Reinhard
Chefs als Erzieher

Management-Berater Sprenger fordert Zurückhaltung bei der betrieblichen Menschenführung

11.08.2016 | Stand 02.12.2020, 19:26 Uhr

Überzeugender Auftritt: Reinhard K. Sprenger wirbt in einem Video mit Argumenten für ein gutes Miteinander in Unternehmen. - Foto: DVA/Youtube

Reinhard K. Sprenger eilt sein Ruf voraus. Zu allen Fragen der betrieblichen Menschenführung und des Managements gilt er als einer der wichtigsten Vordenker. Viele halten ihn für den wichtigsten im deutschsprachigen Raum. Seine Bücher sind Bestseller - kein Wunder, müssen sie doch jeden interessieren, der mit Betriebsleitung zu tun hat, also alle Führungskräfte und alle, die unter deren Entscheidungen zu leiden haben.
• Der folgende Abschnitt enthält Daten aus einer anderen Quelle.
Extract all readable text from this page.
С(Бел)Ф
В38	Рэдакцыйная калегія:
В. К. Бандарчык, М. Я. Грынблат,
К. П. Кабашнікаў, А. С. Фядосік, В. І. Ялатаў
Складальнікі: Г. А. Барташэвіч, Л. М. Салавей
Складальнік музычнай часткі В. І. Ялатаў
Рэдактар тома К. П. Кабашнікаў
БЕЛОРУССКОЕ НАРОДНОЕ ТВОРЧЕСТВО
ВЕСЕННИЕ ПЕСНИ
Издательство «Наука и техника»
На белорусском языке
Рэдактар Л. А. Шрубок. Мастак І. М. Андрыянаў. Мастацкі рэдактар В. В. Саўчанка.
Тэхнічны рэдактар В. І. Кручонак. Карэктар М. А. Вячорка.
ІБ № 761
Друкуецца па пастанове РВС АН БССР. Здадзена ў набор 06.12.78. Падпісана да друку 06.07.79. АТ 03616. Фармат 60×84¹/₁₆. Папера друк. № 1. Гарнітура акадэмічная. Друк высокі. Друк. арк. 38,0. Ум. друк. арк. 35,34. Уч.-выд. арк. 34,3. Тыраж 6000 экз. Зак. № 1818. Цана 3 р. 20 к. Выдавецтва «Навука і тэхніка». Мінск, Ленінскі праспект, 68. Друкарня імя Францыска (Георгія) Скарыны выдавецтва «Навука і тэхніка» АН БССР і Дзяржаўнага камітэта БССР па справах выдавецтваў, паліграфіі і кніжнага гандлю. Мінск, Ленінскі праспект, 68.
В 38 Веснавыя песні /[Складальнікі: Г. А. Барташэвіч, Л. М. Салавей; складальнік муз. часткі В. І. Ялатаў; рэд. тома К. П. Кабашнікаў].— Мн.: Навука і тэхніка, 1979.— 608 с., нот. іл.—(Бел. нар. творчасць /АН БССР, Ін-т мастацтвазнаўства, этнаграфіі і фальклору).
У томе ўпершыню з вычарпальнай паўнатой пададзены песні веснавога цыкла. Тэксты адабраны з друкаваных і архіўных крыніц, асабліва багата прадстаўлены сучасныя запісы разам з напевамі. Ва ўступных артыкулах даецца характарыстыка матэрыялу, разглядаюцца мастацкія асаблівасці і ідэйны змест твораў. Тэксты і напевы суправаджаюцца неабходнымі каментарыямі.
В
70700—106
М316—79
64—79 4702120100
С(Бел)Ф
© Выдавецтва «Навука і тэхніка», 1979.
Bekannt ist Sprenger dafür, dass er kein Blatt vor den Mund nimmt. Seine Direktheit mag schon manchen vor den Kopf gestoßen haben, aber dieser Autor will nicht plaudern, sondern Veränderungen bewirken, hin zu einer besseren Unternehmenskultur. So zieht er über die seiner Ansicht nach völlig verqueren Frauenquoten genauso her wie über den grassierenden Wahn, alles und jedes in Englisch ausdrücken zu wollen. Oder er zerreißt das verbreitete Führen mit Zielen als unsinnig, weil es bürokratisch, rückwärtsgewandt und vor allem kundenfeindlich ist. Seine eindeutigen Urteile begründet Sprenger dabei stets ausführlich und mit oft bestechender Logik.

Das heißt nicht, dass man ihm in allem folgen muss. Wenn er bestreitet, dass Umsatz und Profit das vorrangige Ziel unternehmerischen Handelns sind - in Wirklichkeit ginge es um die Befriedigung von Kundenbedürfnissen -, dann mag er das so sehen. An anderer Stelle votiert er dafür, feste Arbeitsverträge abzuschaffen und sie durch Zeitverträge zu ersetzen. Das passt dann wenig zu seinen oft wiederholten Appellen, die Würde und die Interessen der Mitarbeiter zu achten. Denn im Mittelpunkt stehen für Sprenger die arbeitenden Menschen, die in all ihrer Verschiedenheit auch im betrieblichen Alltag Anspruch darauf haben, dass ihnen Respekt und Vertrauen entgegengebracht werde, dass ihre Vorgesetzten und Chefs sie "anständig" behandelten, was entschieden mehr sein müsse als schöne Worte zur Betriebsfeier.

Sprenger versteht darunter vielmehr die Absage an jede Art von Instrumentalisierung, Manipulation und Bevormundung. Erziehen müssen Eltern ihre Kinder, im Unternehmen hat Gängelung nichts verloren. Das wäre in einem Satz, was für Sprenger ein "anständiges Unternehmen" ausmacht. Belohnt wird es für solche Zurückhaltung dann - so die Überzeugung des Autors - durch höhere Zufriedenheit, mehr Kreativität und bessere Qualität der Arbeit der Mitarbeiter und damit der Verbesserung der Wettbewerbsfähigkeit des Unternehmens.

Reinhard K. Sprenger: Das anständige Unternehmen. Was richtige Führung ausmacht - und was sie weglässt. Deutsche Verlags-Anstalt, 384 Seiten, 26,99 Euro.